The type of transport mechanism involved in the accumulation of K+ (potassium) against its concentration gradient in the vacuoles of elongating cotton fibers was investigated by means of ultrastructural enzyme localization. Adenosine triphosphatase (ATPase) enzyme activity was observed in the elongating cotton fiber from one day preanthesis to ten days postanthesis by using a heavy metal simultaneous capture reaction technique.
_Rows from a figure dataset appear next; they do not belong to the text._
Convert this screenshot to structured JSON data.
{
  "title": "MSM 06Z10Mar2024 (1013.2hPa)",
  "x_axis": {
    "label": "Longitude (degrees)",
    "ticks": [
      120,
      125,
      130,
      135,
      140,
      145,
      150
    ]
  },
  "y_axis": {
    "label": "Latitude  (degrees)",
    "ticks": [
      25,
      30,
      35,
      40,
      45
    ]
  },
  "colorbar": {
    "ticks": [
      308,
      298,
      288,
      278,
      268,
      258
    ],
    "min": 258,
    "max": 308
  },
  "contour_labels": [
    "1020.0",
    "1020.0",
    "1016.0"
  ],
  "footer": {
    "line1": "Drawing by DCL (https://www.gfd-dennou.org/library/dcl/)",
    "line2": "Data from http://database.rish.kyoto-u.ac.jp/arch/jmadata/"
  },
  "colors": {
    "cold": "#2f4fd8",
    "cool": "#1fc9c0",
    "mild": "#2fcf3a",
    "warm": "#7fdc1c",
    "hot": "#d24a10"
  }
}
Cotton ovules of a linted cultivar (Gossypium hirsutum 'Hancock') and lintless hybrid line 9SO x HG) were fixed in 1.5% glutaraldehyde buffered with 0.1 M cacodylate buffer, pH 7.2, for 4 hours at 4 C. The samples were incubated in an enzyme reaction medium containing ATP as a substrate and lead as a capturing agent for 2 hours at 31 C, pH 7.0. The enzyme activity was observed as electron dense deposits of lead phosphate at the site of enzyme activity. The samples were post-fixed with 1% OsO₃ for 2 hours at ice bath temperature. The controls included: 1) Samples incubated in a reaction medium minus the substrate, ATP. 2) Samples pretreated with enzyme inhibitor N, N-Dicyclohexylcarbodiimide (DCCD), followed by incubation in a complete medium plus inhibitor. 3) Samples incubated with and without K+ in the reaction medium to demonstrate K+ - activated ATPase activity.